Inhibition in the CA1 circuit, as assessed by recording stimulation-evoked inhibitory events from pyramidal cells, was unchanged with the addition of carbamazepine. The feedback inhibition in pyramidal cells was assessed using stimulation of the alveus, while feedforward inhibition was initiated via stimulation of the Schaffer collateral input originating from CA3 pyramidal cells. The peak amplitudes of the inhibitory postsynaptic currents (IPSCs) measured in CA1 pyramidal cells were unaffected for feedback and feedforward inhibition, using high-frequency stimulation of 50 Hz and 100 Hz. This result was supplemented by voltage-sensitive dye imaging showing no impact of carbamazepine on the laminar distribution or strength of both forms of inhibition. To determine if sparing of inhibition was a common characteristic of the sodium channel-targeting class, two additional anticonvulsants—phenytoin and lamotrigine—were also tested. Similar to carbamazepine, phenytoin and lamotrigine reduced the maximal rate of firing for pyramidal cells using current injection, but feedback inhibition was left completely intact in both cases. These results demonstrate that sodium channel-targeting anticonvulsants do not affect inhibition in the control condition.

However, the pathological condition could potentially be differentially affected, as these anticonvulsants have been shown to have altered efficacy in the chronically epileptic hippocampus (4, 5). Several experiments were thus repeated in the pilocarpine model of chronic epilepsy, and the results corroborated the sparing of inhibition found in the control condition. Specifically, the reduction in the maximal rate of pyramidal cell firing in epileptic animals was not significantly different from the control condition, and feedback inhibition was similarly unchanged after carbamazepine addition.

Next, the authors turned to the issue of physiologically relevant patterns of activity; up to this point in their study, inhibition was initiated and measured using an artificial 50 Hz or 100 Hz stimulation paradigm. To better assess the anticonvulsant effects on inhibition under biological network activity, pyramidal cell recordings were obtained in vivo using juxtacellular recordings during physiological (ripple) and pathological (fast ripple) high-frequency oscillations. These activity patterns were then used to stimulate the alveus in control and epileptic animals to determine if feedback inhibition was compromised. The authors found that even with biological high-frequency activity, the addition of carbamazepine had little discernible effect on inhibitory function in both the physiological and pathological networks. One caveat is that no recordings were obtained during bona fide seizure activity, which would have provided the conclusive test for the sparing of inhibition in the pathological state.

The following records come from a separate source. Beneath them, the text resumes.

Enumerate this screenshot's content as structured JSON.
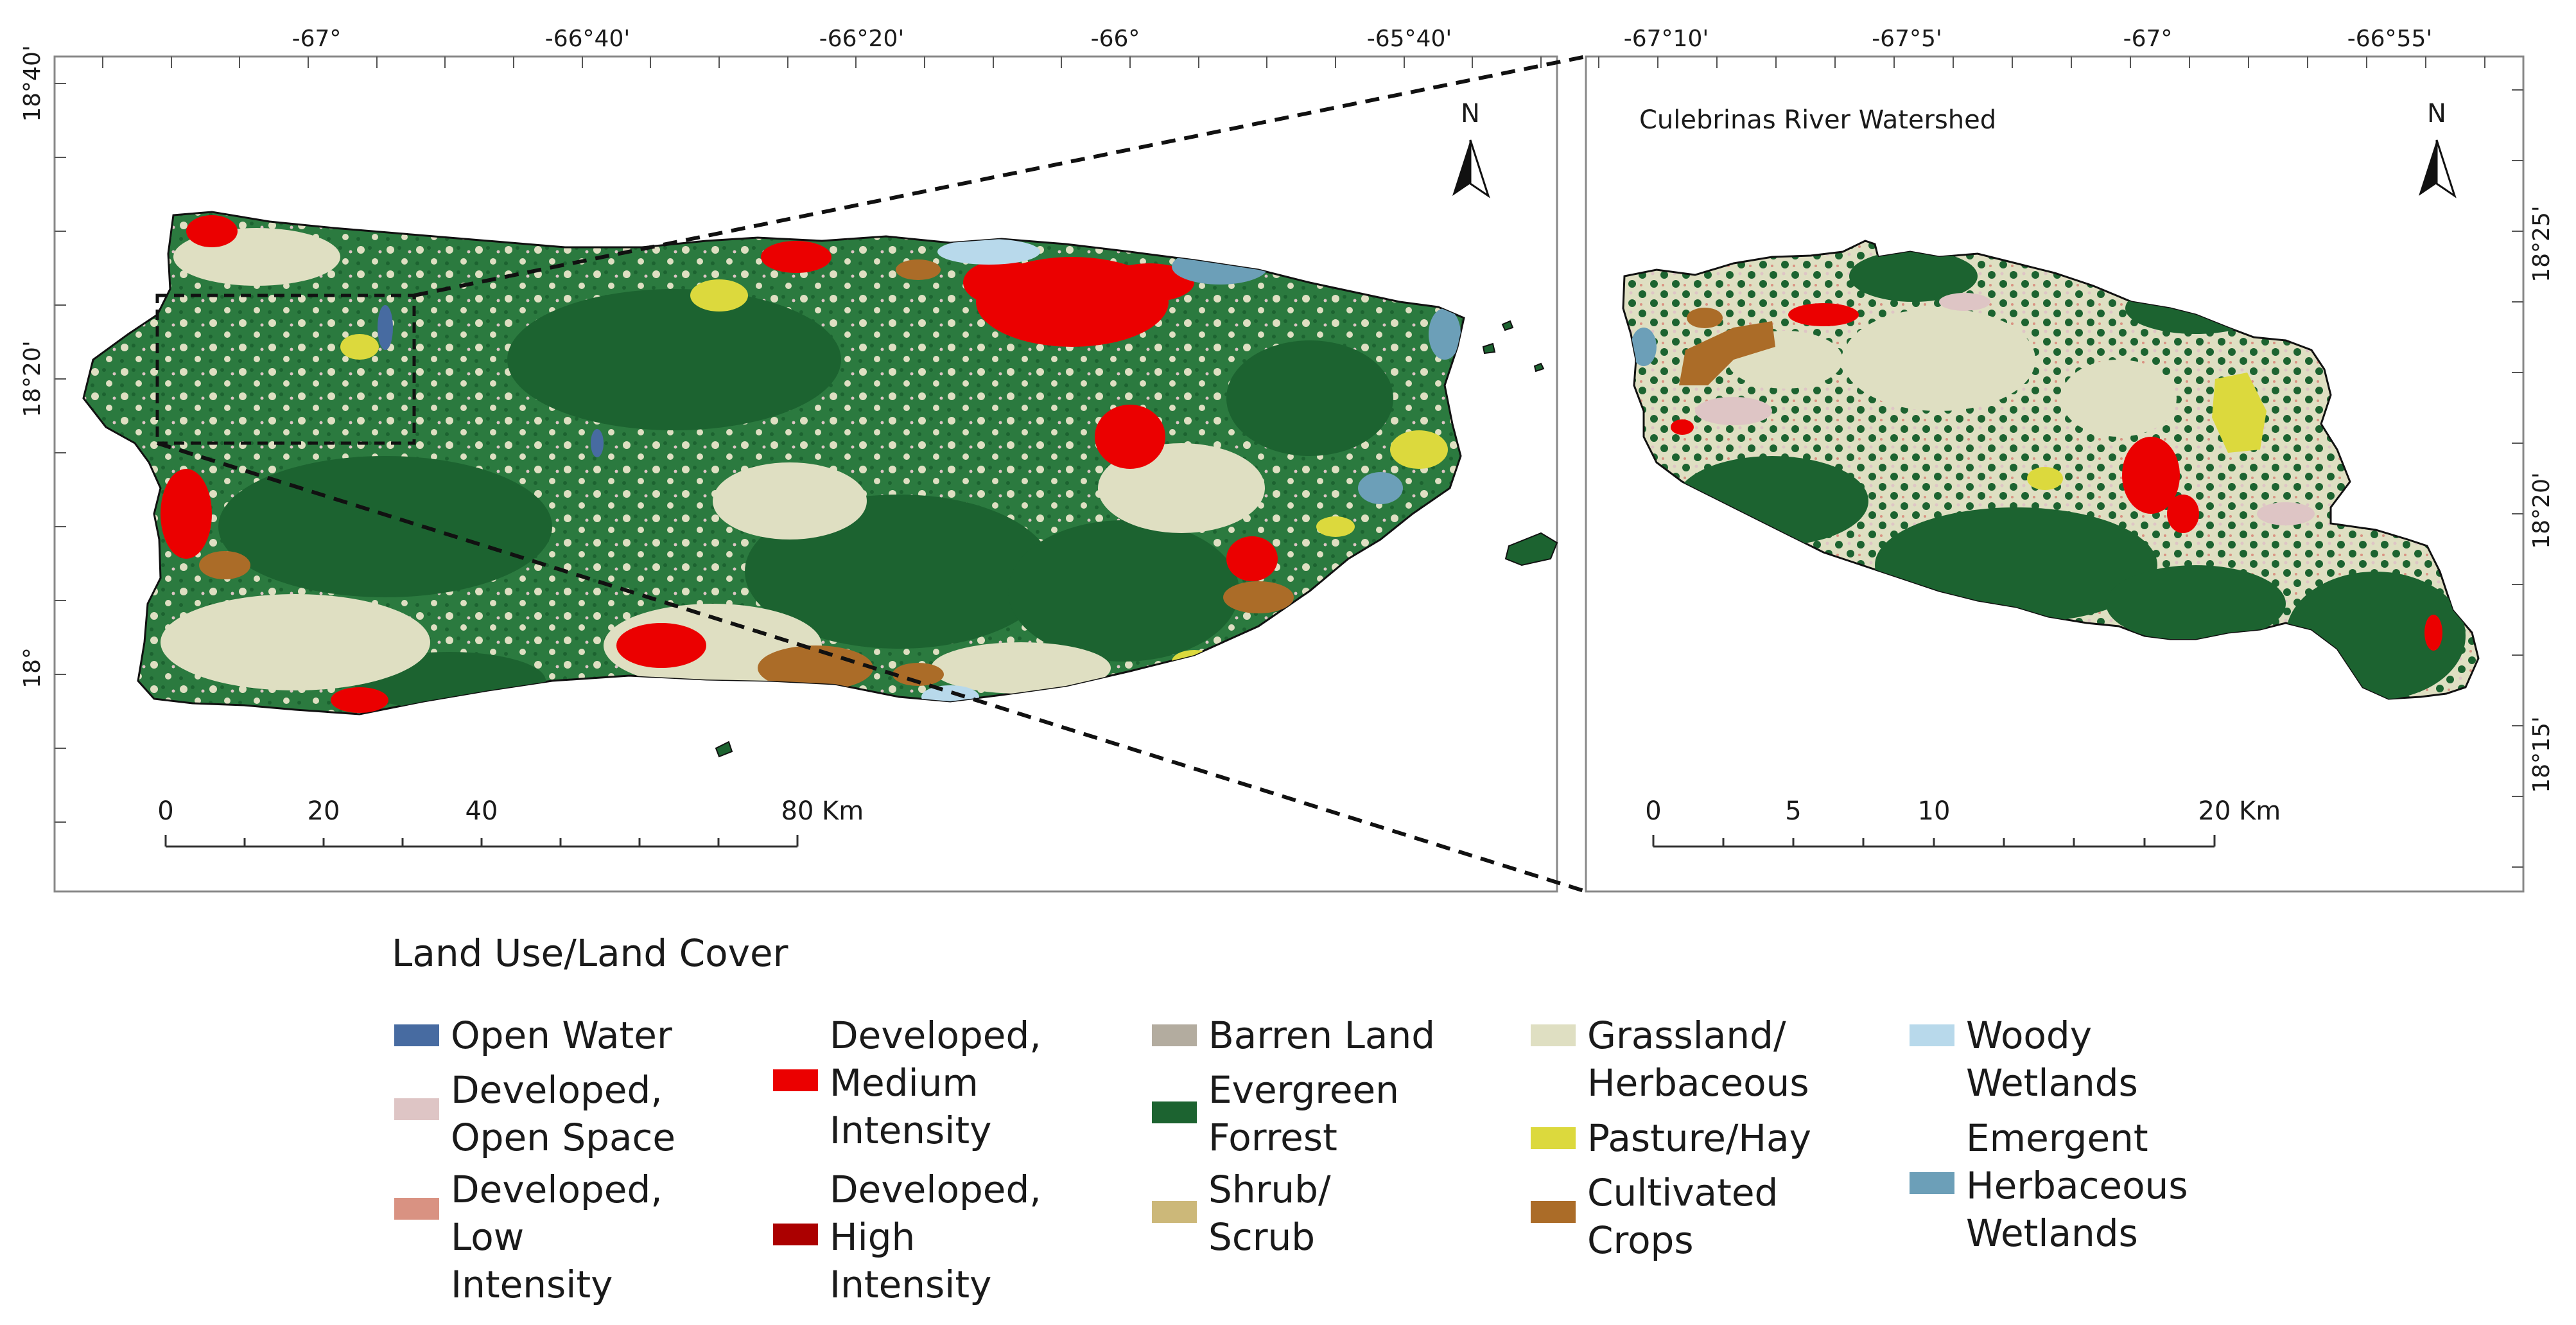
{
  "left_map": {
    "lon_ticks": [
      "-67°",
      "-66°40'",
      "-66°20'",
      "-66°",
      "-65°40'"
    ],
    "lat_ticks": [
      "18°40'",
      "18°20'",
      "18°"
    ],
    "north_label": "N",
    "scale": {
      "labels": [
        "0",
        "20",
        "40",
        "80"
      ],
      "unit": "Km"
    }
  },
  "right_map": {
    "title": "Culebrinas River Watershed",
    "lon_ticks": [
      "-67°10'",
      "-67°5'",
      "-67°",
      "-66°55'"
    ],
    "lat_ticks": [
      "18°25'",
      "18°20'",
      "18°15'"
    ],
    "north_label": "N",
    "scale": {
      "labels": [
        "0",
        "5",
        "10",
        "20"
      ],
      "unit": "Km"
    }
  },
  "legend": {
    "title": "Land Use/Land Cover",
    "columns": [
      [
        {
          "label": "Open Water",
          "color": "#476ba1"
        },
        {
          "label": "Developed, Open Space",
          "color": "#dec5c5"
        },
        {
          "label": "Developed, Low Intensity",
          "color": "#d99282"
        }
      ],
      [
        {
          "label": "Developed, Medium Intensity",
          "color": "#eb0000"
        },
        {
          "label": "Developed, High Intensity",
          "color": "#ab0000"
        }
      ],
      [
        {
          "label": "Barren Land",
          "color": "#b3ac9f"
        },
        {
          "label": "Evergreen Forrest",
          "color": "#1c6330"
        },
        {
          "label": "Shrub/ Scrub",
          "color": "#ccb879"
        }
      ],
      [
        {
          "label": "Grassland/ Herbaceous",
          "color": "#dfdfc2"
        },
        {
          "label": "Pasture/Hay",
          "color": "#dcd93d"
        },
        {
          "label": "Cultivated Crops",
          "color": "#ab6c28"
        }
      ],
      [
        {
          "label": "Woody Wetlands",
          "color": "#b8d9eb"
        },
        {
          "label": "Emergent Herbaceous Wetlands",
          "color": "#6c9fb8"
        }
      ]
    ]
  }
}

In summary, this important study provides a novel, cellular subtype- and network-based explanation for the effectiveness of the class of sodium channel-targeting anticonvulsants; namely, these drugs are able to spare inhibitory function while also acting only during periods of high activity. However, an important consideration is that the clinical efficacy of these anticonvulsants varies depending on the type of epilepsy, such as their potential paradoxical exacerbation of absence seizures (8). In light of the current study, it would be of interest to determine if inhibition is similarly spared by these anticonvulsants in other forms of epilepsy or potentially plays a role in these paradoxical effects. In addition, carbamazepine resistance has been demonstrated in tissue from an experimental model and from drug-resistant patients (9, 10), the mechanism of which provides an avenue of study with important potential clinical implications. Overall, this study serves as a crucial reminder of the information that can be gained through careful identification of neuronal subtypes as well as the dichotomy that can arise between the measured effect on a single cell and the actual impact on its activity in a biological network context.